So the program runs and gives the following output:

2018-07-25 14:40:51    Testing holepuncher...
2018-07-25 14:40:51    Number of test samples: 1
-----------------------------------
  tensor to cuda : 0.001355
         predict : 0.558806
get_region_boxes : 0.018954
            eval : 0.000119
           total : 0.579234
-----------------------------------

and no image is saved. Normally, it saves the detections when it works with the LINEMOD images. With this though, nothing is happening in terms of visualization, which leaves me in doubt.

btekin commented 6 years ago

So just to be clear: you can visualize the input image that you give but you can't see any 3D bounding box projection on the image? Is that correct? Or, you don't see even the input image?

Did you make sure that you have the correct calibration matrix? If you don't have the correct K, PnP would return wrong results.

Did you also try visualizing just the initial 2D control point predictions of the network? This part doesn't rely on K and helps to check if the network detection fails or the problem comes from K.

eyildiz-ugoe commented 6 years ago

No I can't visualize anything if I provide an image out of the dataset. It behaves like it runs and does nothing. No output figure is shown/saved. It only prints what I've posted above.

I do not have the correct K matrix but what you suggest makes sense, how to visualize the control point predictions?

btekin commented 6 years ago

Not being able to visualize the input image itself is a bit strange, it suggests that there might be something wrong with the visualization. You might need to change matplotlib's backend. The discussion here might be helpful: https://stackoverflow.com/questions/7534453/matplotlib-does-not-show-my-drawings-although-i-call-pyplot-show

You could use the scatter function from matplotlib (https://matplotlib.org/api/_as_gen/matplotlib.pyplot.scatter.html) to visualize control point predictions.

simicvm commented 6 years ago

@btekin thanks for the code. Can you please clarify a bit what are the last two numbers in the label, x range and y range. Readme file says

To encode the size of the objects, we have additional 2 numbers for the range in x dimension and y dimension

What do they represent, and how can we calculate them for custom objects?

btekin commented 6 years ago

They represent the width and height of a 2D rectangle tightly fitted to a masked region around the object. If you have the 2D bounding box information (e.g. width and height) for the custom object that you have, you can use those values in your label file. In practice, however, we fit a tight bounding box to the 8 corners of the projected 3D bounding box and use the width and height of that bounding box to represent these values.

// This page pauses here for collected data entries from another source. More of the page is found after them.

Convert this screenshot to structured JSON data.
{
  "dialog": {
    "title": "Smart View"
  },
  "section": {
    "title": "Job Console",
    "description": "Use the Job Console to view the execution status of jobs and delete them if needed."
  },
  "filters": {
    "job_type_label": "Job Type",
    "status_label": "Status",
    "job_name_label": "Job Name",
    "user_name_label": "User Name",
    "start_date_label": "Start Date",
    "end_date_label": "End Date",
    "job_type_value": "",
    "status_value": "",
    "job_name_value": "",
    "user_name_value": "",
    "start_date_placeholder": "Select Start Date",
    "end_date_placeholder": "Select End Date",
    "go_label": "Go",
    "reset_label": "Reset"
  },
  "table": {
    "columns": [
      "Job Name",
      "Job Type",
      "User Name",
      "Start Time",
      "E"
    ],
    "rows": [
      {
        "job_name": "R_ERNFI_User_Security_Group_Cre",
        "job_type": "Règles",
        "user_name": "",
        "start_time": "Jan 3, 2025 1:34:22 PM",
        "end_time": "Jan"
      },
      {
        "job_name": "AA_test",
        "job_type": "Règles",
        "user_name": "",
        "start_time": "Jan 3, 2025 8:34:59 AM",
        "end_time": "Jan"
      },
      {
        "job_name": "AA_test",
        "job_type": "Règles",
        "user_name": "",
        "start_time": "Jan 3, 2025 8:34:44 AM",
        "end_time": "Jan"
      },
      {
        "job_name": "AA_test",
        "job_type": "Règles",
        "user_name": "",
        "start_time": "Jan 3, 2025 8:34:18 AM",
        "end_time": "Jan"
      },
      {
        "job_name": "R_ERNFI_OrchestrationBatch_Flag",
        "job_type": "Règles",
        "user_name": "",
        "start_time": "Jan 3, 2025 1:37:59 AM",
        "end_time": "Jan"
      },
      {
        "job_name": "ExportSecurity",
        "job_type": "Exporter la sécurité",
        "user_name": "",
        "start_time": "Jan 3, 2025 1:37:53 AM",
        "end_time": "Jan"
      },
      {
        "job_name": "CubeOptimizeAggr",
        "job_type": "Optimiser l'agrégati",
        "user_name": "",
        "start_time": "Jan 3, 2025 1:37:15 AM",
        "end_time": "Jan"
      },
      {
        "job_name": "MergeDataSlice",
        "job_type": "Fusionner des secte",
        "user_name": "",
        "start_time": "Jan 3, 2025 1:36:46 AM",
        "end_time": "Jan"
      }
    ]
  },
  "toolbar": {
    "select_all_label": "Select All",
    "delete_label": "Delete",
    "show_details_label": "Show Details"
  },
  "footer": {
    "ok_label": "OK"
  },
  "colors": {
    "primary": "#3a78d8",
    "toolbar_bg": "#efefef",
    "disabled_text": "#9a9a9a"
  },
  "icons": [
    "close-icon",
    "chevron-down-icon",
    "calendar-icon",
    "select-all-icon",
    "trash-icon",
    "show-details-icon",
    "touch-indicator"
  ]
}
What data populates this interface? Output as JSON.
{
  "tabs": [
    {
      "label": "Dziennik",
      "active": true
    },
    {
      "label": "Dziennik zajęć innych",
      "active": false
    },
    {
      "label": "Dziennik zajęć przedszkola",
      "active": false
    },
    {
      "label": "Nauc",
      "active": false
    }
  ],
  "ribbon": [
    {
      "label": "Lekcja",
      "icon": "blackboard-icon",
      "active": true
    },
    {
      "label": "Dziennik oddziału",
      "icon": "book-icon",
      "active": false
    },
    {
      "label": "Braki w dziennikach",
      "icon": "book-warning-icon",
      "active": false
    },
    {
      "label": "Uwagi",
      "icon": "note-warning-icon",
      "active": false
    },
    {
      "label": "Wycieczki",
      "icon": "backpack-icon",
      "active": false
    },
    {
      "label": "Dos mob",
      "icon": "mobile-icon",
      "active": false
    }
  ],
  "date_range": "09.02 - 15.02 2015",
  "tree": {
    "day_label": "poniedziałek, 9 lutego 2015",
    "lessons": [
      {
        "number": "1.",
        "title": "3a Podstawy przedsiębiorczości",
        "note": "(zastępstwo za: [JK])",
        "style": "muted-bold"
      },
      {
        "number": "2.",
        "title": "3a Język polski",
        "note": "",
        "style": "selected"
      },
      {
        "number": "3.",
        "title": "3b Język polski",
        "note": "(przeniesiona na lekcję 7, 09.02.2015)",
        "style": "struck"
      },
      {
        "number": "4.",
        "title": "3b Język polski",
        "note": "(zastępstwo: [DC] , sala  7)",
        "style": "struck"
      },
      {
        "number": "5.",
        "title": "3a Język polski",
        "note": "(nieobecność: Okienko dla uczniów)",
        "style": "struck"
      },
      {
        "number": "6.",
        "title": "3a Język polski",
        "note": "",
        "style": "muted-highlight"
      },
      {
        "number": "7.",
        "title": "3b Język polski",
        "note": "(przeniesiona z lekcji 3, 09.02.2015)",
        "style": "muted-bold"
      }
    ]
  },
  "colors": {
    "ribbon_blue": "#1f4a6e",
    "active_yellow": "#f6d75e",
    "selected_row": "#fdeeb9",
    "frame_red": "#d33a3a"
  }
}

Similarly to YOLOv2, these values are used to determine which anchor box is going to be used to estimate the pose of the object. The anchor box which has the most similar size and aspect ratio to the current object (this is measured with IoU), is used during training to estimate the pose of that object. In this case, each anchor box is responsible for certain sizes and aspect ratios. As also stated in the first YOLO paper, this leads to specialization between the bounding box predictors. Each predictor gets better at predicting certain sizes and aspect ratios.

Note that, in the current version of the code, we use these values and the anchor boxes, only during multi-object pose estimation and not for single object pose estimation part.

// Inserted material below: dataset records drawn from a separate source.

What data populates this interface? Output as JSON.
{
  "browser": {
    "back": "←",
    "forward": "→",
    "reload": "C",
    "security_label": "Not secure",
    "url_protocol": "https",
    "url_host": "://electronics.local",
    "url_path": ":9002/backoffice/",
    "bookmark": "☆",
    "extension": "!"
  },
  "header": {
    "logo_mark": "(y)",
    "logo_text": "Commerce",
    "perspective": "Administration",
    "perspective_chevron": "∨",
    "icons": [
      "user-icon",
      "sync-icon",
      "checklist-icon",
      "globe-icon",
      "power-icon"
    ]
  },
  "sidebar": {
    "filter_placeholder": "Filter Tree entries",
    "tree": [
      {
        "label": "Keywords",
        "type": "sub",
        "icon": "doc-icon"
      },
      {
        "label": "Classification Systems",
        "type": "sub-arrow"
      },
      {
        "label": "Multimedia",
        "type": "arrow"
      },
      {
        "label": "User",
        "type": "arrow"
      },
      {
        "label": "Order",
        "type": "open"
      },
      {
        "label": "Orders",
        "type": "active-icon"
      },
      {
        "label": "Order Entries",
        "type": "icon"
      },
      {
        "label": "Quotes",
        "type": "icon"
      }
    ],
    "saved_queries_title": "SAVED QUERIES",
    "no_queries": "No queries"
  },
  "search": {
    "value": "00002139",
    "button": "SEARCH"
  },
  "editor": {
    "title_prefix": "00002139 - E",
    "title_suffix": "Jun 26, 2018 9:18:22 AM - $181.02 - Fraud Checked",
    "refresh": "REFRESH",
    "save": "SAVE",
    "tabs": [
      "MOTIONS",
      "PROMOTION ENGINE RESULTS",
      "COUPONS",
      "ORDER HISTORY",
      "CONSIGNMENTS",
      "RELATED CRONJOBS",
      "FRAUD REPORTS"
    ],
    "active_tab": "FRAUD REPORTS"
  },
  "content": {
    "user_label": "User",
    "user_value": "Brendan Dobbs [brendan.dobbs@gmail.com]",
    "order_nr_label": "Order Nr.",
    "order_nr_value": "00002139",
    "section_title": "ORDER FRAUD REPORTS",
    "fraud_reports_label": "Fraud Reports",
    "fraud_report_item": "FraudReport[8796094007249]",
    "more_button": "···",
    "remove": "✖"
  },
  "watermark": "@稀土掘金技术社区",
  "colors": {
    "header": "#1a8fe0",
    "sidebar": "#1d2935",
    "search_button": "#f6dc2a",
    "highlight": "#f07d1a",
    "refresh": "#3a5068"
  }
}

simicvm commented 6 years ago

Thanks for the clarification. A followup question if you don't mind. Anchor size is normalized to the grid cell size, which is 32x32 pixels. Anchor you chose for the single object detection is 0.1067, 0.9223, which would make it around 4x30 pixels (for 416x416 image). Any particular reason for that narrow shape? This object size in label file is normalized to the original image size, same as coordinates?

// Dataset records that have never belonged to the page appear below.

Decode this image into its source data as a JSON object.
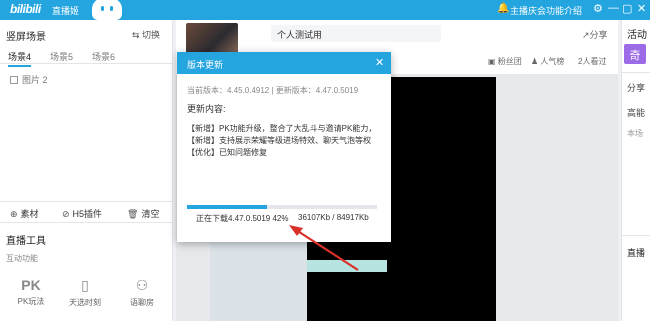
{
  "titlebar": {
    "logo": "bilibili",
    "logo_sub": "直播姬",
    "bell_icon": "bell-icon",
    "announcement": "主播庆会功能介绍",
    "controls": [
      "⚙",
      "—",
      "▢",
      "✕"
    ]
  },
  "left_panel": {
    "scene_title": "竖屏场景",
    "switch_label": "切换",
    "tabs": [
      "场景4",
      "场景5",
      "场景6"
    ],
    "active_tab": "场景4",
    "sources": [
      {
        "name": "图片 2"
      }
    ],
    "tools": {
      "material": "素材",
      "h5_plugin": "H5插件",
      "clear": "清空"
    },
    "live_tools_title": "直播工具",
    "interactive_title": "互动功能",
    "features": [
      {
        "icon": "PK",
        "label": "PK玩法"
      },
      {
        "icon": "▯",
        "label": "天选时刻"
      },
      {
        "icon": "⚇",
        "label": "语聊房"
      }
    ]
  },
  "room": {
    "title_value": "个人测试用",
    "share_label": "分享",
    "fans_group": "粉丝团",
    "popularity": "人气榜",
    "watched": "2人看过"
  },
  "right_panel": {
    "activity": "活动",
    "badge": "奇",
    "share_data": "分享",
    "high_energy": "高能",
    "this_scene": "本场",
    "live_room": "直播"
  },
  "dialog": {
    "title": "版本更新",
    "version_line": "当前版本：4.45.0.4912 | 更新版本：4.47.0.5019",
    "update_content_label": "更新内容:",
    "notes": [
      "【新增】PK功能升级，整合了大乱斗与邀请PK能力，",
      "【新增】支持展示荣耀等级进场特效、聊天气泡等权",
      "【优化】已知问题修复"
    ],
    "progress_fraction": 0.42,
    "progress_text": "正在下载4.47.0.5019  42%",
    "progress_size": "36107Kb / 84917Kb"
  },
  "colors": {
    "brand_blue": "#24a5e0",
    "annotation_red": "#d9302a"
  }
}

btekin commented 6 years ago

For single object pose estimation, we don't use anchors. That was a stray variable which is not being used. Now I updated the repo and removed the stray anchor values for single object pose estimation part of code.

The object size is indeed normalized to the original image size in label files.

btekin commented 6 years ago

@eyildiz-ugoe Could you resolve the problem with the visualization? Please let me know if you could. I'm closing the issue for the moment, but please feel free to reopen if you have further questions about it.

zhanghui-hunan commented 6 years ago

@eyildiz-ugoe and @btekin thanks for your contribution. Now I want to prepare label file for my own training data, too. However, a folder containing label files which i don't know how to get it and correspond to my image, i wanna know do you have any tool such as 3d object annotation tool that i can label easily or other methods can make it. Another question is how do you get the .ply file, are you labeling based on the .ply file? Sincerely thank you and look forward to your reply!

eyildiz-ugoe commented 6 years ago

@liangzhicong456 .ply file is the 3d model of your object. You either scan your object with a 3d scanner and generate it, or you find/download them from 3d model databases, or you create them by using 3d model software.

They discussed the labeling issue in https://github.com/Microsoft/singleshotpose/issues/37 I guess.